Question

A large number of liquid drops each of radius r coalesce to from a single drop of radius R. The energy released in the process is converted into kinetic energy of the big drop so formed. The speed of the big drop is (given, surface tension of liquid T, density $\rho$)

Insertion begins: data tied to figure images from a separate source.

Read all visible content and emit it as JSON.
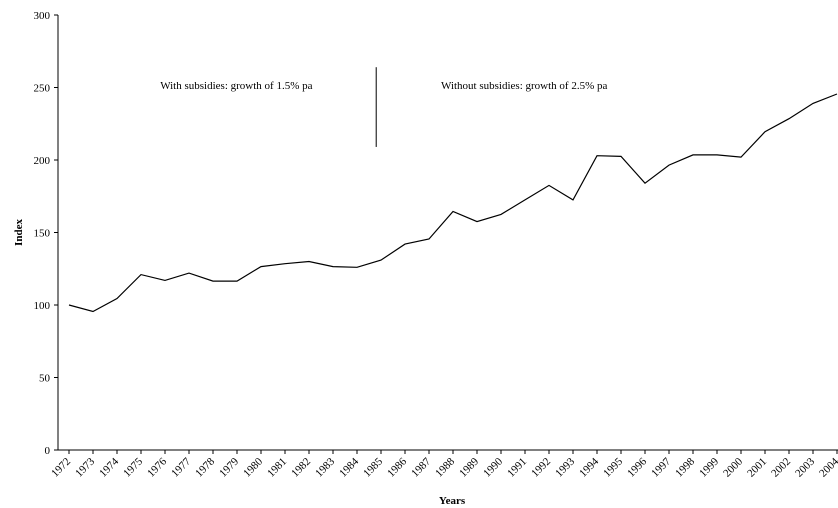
{
  "chart_data": {
    "type": "line",
    "title": "",
    "xlabel": "Years",
    "ylabel": "Index",
    "ylim": [
      0,
      300
    ],
    "yticks": [
      "0",
      "50",
      "100",
      "150",
      "200",
      "250",
      "300"
    ],
    "grid": false,
    "legend": "none",
    "categories": [
      "1972",
      "1973",
      "1974",
      "1975",
      "1976",
      "1977",
      "1978",
      "1979",
      "1980",
      "1981",
      "1982",
      "1983",
      "1984",
      "1985",
      "1986",
      "1987",
      "1988",
      "1989",
      "1990",
      "1991",
      "1992",
      "1993",
      "1994",
      "1995",
      "1996",
      "1997",
      "1998",
      "1999",
      "2000",
      "2001",
      "2002",
      "2003",
      "2004"
    ],
    "series": [
      {
        "color": "#000000",
        "values": [
          100,
          95.5,
          104.5,
          121,
          117,
          122,
          116.5,
          116.5,
          126.5,
          128.5,
          130,
          126.5,
          126,
          131,
          142,
          145.5,
          164.5,
          157.5,
          162.5,
          172.5,
          182.5,
          172.5,
          203,
          202.5,
          184,
          196.5,
          203.5,
          203.5,
          202,
          219.5,
          228.5,
          239,
          245.5
        ]
      }
    ],
    "annotations": [
      {
        "text": "With subsidies: growth of 1.5% pa",
        "x": "1975.8",
        "y": 249
      },
      {
        "text": "Without subsidies: growth of 2.5% pa",
        "x": "1987.5",
        "y": 249
      }
    ],
    "divider": {
      "x": "1984.8",
      "y_from": 209,
      "y_to": 264
    }
  }
}
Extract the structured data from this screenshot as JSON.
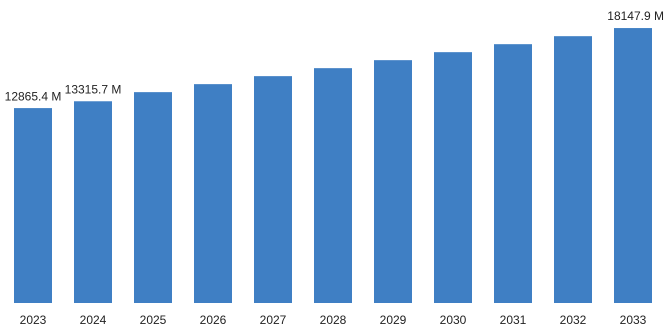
{
  "chart_data": {
    "type": "bar",
    "categories": [
      "2023",
      "2024",
      "2025",
      "2026",
      "2027",
      "2028",
      "2029",
      "2030",
      "2031",
      "2032",
      "2033"
    ],
    "values": [
      12865.4,
      13315.7,
      13918,
      14446,
      14974,
      15501,
      16029,
      16557,
      17084,
      17612,
      18147.9
    ],
    "value_labels": [
      "12865.4 M",
      "13315.7 M",
      null,
      null,
      null,
      null,
      null,
      null,
      null,
      null,
      "18147.9 M"
    ],
    "color": "#3f7fc4",
    "ylim": [
      0,
      20000
    ]
  }
}
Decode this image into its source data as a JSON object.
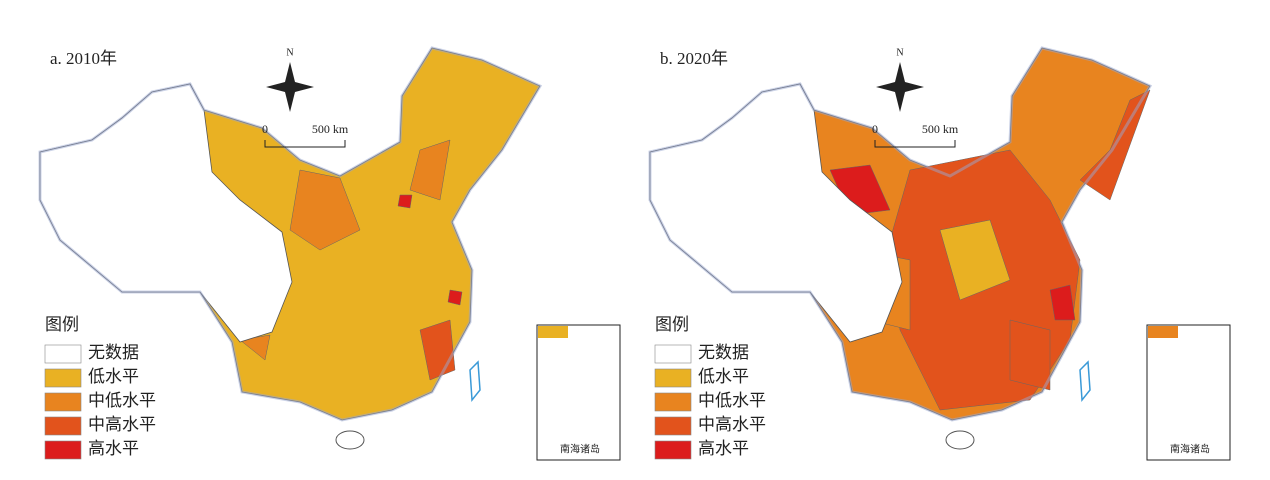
{
  "panels": [
    {
      "title": "a. 2010年",
      "north": "N",
      "scale_start": "0",
      "scale_end": "500 km",
      "legend_title": "图例",
      "inset_label": "南海诸岛"
    },
    {
      "title": "b. 2020年",
      "north": "N",
      "scale_start": "0",
      "scale_end": "500 km",
      "legend_title": "图例",
      "inset_label": "南海诸岛"
    }
  ],
  "legend": [
    {
      "label": "无数据",
      "color": "#ffffff"
    },
    {
      "label": "低水平",
      "color": "#e9b123"
    },
    {
      "label": "中低水平",
      "color": "#e8841f"
    },
    {
      "label": "中高水平",
      "color": "#e2531c"
    },
    {
      "label": "高水平",
      "color": "#dc1c1c"
    }
  ]
}
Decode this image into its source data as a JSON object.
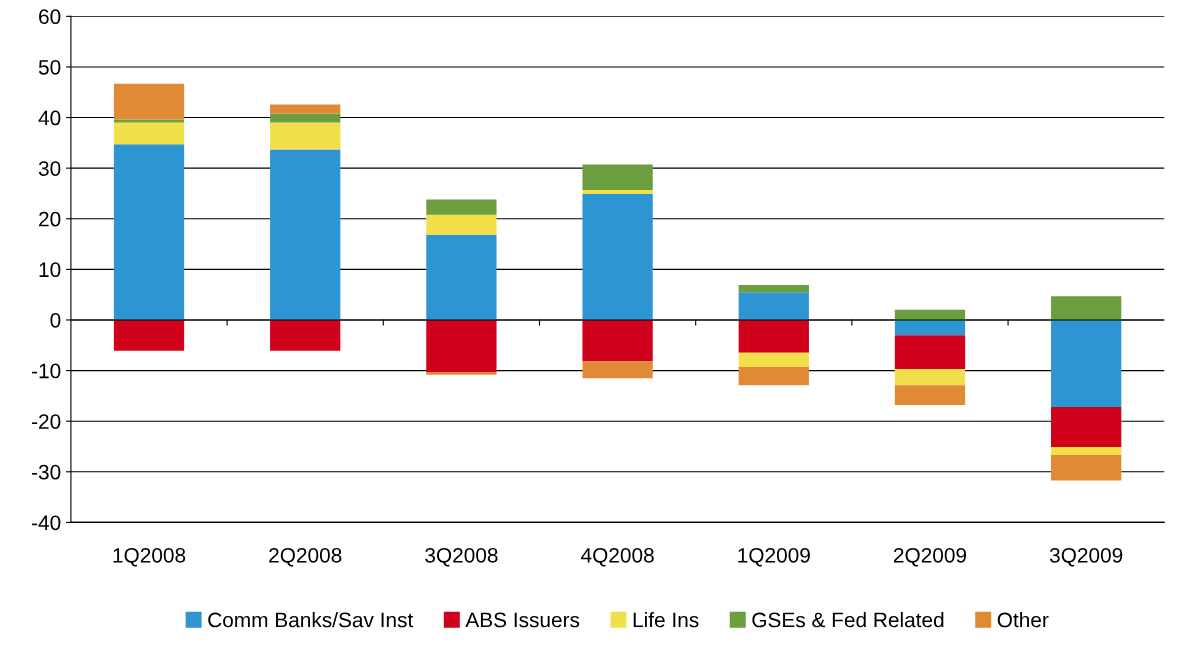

• A. $\sqrt{\frac{T}{\rho}\left(\frac{1}{r}-\frac{1}{R}\right)}$
• B. $\sqrt{\frac{2T}{\rho}\left(\frac{1}{r}-\frac{1}{R}\right)}$
• C. $\sqrt{\frac{T}{4\rho}\left(\frac{1}{r}-\frac{1}{R}\right)}$
• D. $\sqrt{\frac{6T}{\rho}\left(\frac{1}{r}-\frac{1}{R}\right)}$

Answer 1

Answer: (D)

$\sqrt{\frac{6T}{\rho}\left(\frac{1}{r}-\frac{1}{R}\right)}$

Answer 2

When drops combine to form a single drop of radius R.
Then energy released,
$E = 4\pi TR^{3}\left[\frac{1}{r}-\frac{1}{R}\right]$
If this energy is converted into kinetic energy then
$\frac{1}{2}mv^{2} = 4\pi R^{3}T\left[\frac{1}{r}-\frac{1}{R}\right]$
$\frac{1}{2}\times\left[\frac{4}{3}\pi R^{3}\rho\right]v^{2} = 4\pi R^{3}T\left[\frac{1}{r}-\frac{1}{R}\right]$
$v = \sqrt{\frac{6T}{\rho}\left[\frac{1}{r}-\frac{1}{R}\right]}$